TAG to file civil case against Rajapakse in Texas Federal Court

RajpCase01Front Tamils Against Genocide (TAG), a US-based activist group advocating criminal legal action worldwide against Sri Lanka’s alleged war-criminals, said in a press release issued today, that TAG’s attorney is filing civil action against visiting Sri Lanka’s President Mahinda Rajapakse for damages under the Alien Tort Claims Act (ATCA/TVPA) on behalf of three plaintiffs for the killings of 40,000 civilians in Mullaiththeevu in 2009, killing of 5 Trincomalee students in January 2006, and for the killing of 17 Action contre la faim (ACF) workers in August 2006. As calls to apprehend, investigate and prosecute Mahinda Rajapakse by rights organizations, US Congresspersons and diaspora Tamils have escalated, European Tamil diaspora youth are mobilizing protests in front of US embassies against Rajapakse’s visit to the U.S.

pdf: TAG’s release: Civil case and diaspora action

A civil complaint is to be filed in the 5th Circuit Southern District Court in Texas, latest Tuesday, according to TAG’s attorney, Bruce Fein. TAG’s media release issued today also called upon the diaspora Tamils to pressure the US Justice Department to initiate investigations and prosecute the visiting Rajapakse for war-crimes.

The complaint is expected to establish liability on Mahinda Rajapakse for his command responsibility as a head of state of Sri Lanka over torture, war crimes, and Vanni Tamil genocide carried out by agents of the Sri Lankan state including the armed forces and Tamil paramilitary groups, member of TAG’s legal team assisting the legal action said.

"Of relevant precedential value to future human rights litigation under US jurisdiction, in the legal argument, TAG’s civil action will test: (1) the deference American courts provide to sitting heads of states responsible for jus cogens norm violations in the post-Samantar legal landscape, (2) whether genocide is a justifiable method of post-9/11 counter-terrorism operations, and (3) whether wikileaks documents relevant to Sri Lanka, and by extension other regions where human rights violations occur, are admissible as evidence in tort litigation," TAG said.

Professor Francis Boyle, and expert in International Law, characterized the issuance of visa to Mahinda Rajapakse to enter U.S. as worst form of Machiavellian Realpolitik conduct by the "liberal" Obama adminstration. US Ambassador in Colombo, Ambassador Butenis, has acknowledged in a recently leaked diplomatic communication that Rajapaksas were allegedgly responsible for committing war-crimes in Sri Lanka.

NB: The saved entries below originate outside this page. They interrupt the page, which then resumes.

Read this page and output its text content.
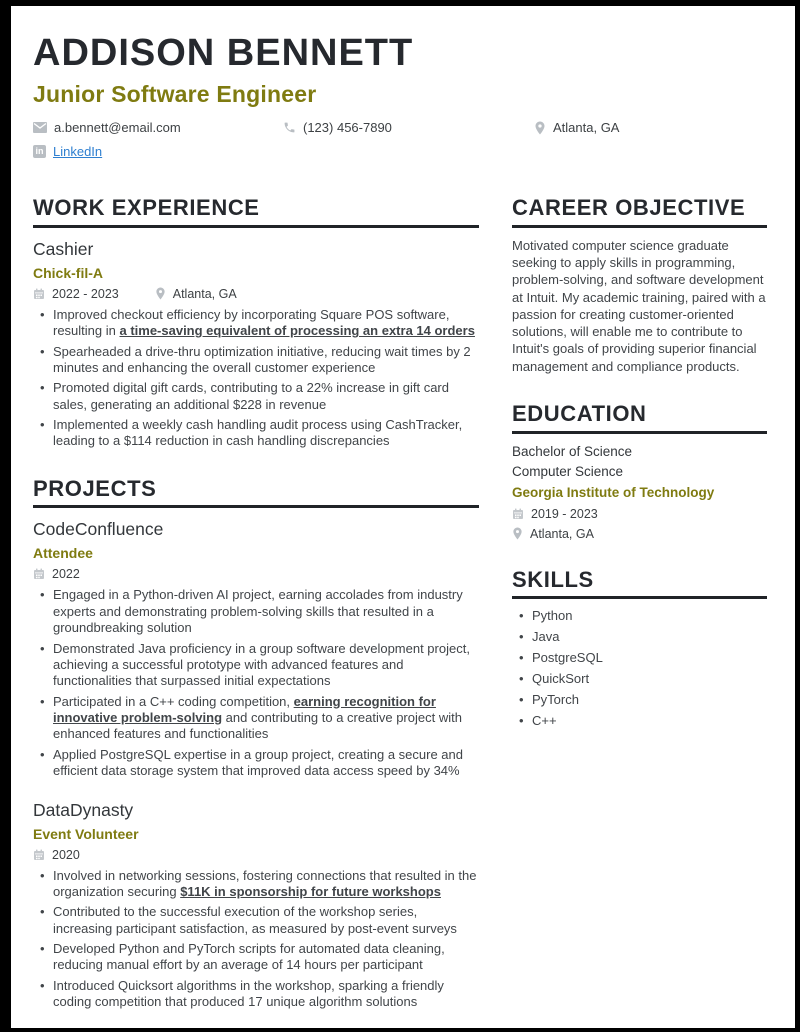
ADDISON BENNETT
Junior Software Engineer
a.bennett@email.com	(123) 456-7890	Atlanta, GA
in LinkedIn
WORK EXPERIENCE
Cashier
Chick-fil-A
2022 - 2023	Atlanta, GA
• Improved checkout efficiency by incorporating Square POS software, resulting in a time-saving equivalent of processing an extra 14 orders
• Spearheaded a drive-thru optimization initiative, reducing wait times by 2 minutes and enhancing the overall customer experience
• Promoted digital gift cards, contributing to a 22% increase in gift card sales, generating an additional $228 in revenue
• Implemented a weekly cash handling audit process using CashTracker, leading to a $114 reduction in cash handling discrepancies
PROJECTS
CodeConfluence
Attendee
2022
• Engaged in a Python-driven AI project, earning accolades from industry experts and demonstrating problem-solving skills that resulted in a groundbreaking solution
• Demonstrated Java proficiency in a group software development project, achieving a successful prototype with advanced features and functionalities that surpassed initial expectations
• Participated in a C++ coding competition, earning recognition for innovative problem-solving and contributing to a creative project with enhanced features and functionalities
• Applied PostgreSQL expertise in a group project, creating a secure and efficient data storage system that improved data access speed by 34%
DataDynasty
Event Volunteer
2020
• Involved in networking sessions, fostering connections that resulted in the organization securing $11K in sponsorship for future workshops
• Contributed to the successful execution of the workshop series, increasing participant satisfaction, as measured by post-event surveys
• Developed Python and PyTorch scripts for automated data cleaning, reducing manual effort by an average of 14 hours per participant
• Introduced Quicksort algorithms in the workshop, sparking a friendly coding competition that produced 17 unique algorithm solutions
CAREER OBJECTIVE

Motivated computer science graduate seeking to apply skills in programming, problem-solving, and software development at Intuit. My academic training, paired with a passion for creating customer-oriented solutions, will enable me to contribute to Intuit's goals of providing superior financial management and compliance products.

EDUCATION
Bachelor of Science
Computer Science
Georgia Institute of Technology
2019 - 2023
Atlanta, GA
SKILLS
• Python
• Java
• PostgreSQL
• QuickSort
• PyTorch
• C++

In Friday’s press briefing State Department’s Mr Crawley said that US is aware of Rajapakse’s private visit and that US hope’s Sri Lanka would continue the [LLRC] effort and take advantage of expertise that exists…." TAG’s spokesperson reacting to Mr Crawley’s statements, said "the disappointing diplomatic lingo appears to ignore US’s own diplomat’s acknowledgement that Rajapakse is criminally liable for war-crimes. Mr Crawly has failed to explain why Mr Rajapakse was given a visa despite these allegations. To the Tamil diaspora this dialogue reinforces the urgent need to take protest action at the US embassies to bring to focus the need for establishing accountability for war crimes in Sri Lanka."

The civil prosecution of Rajapakse if successful, in addition to serving as another pressure point to nudge the US Justice Department to take criminal action, would also supply contemporary international human rights jurisprudence a precedent, establishing the non-applicability of head-of-state immunity for jus cogens norm violations, an opportunity missed in the cases of Chile’s Pinochet and Yugoslavia’s Milosevic, TAG spokesperson added.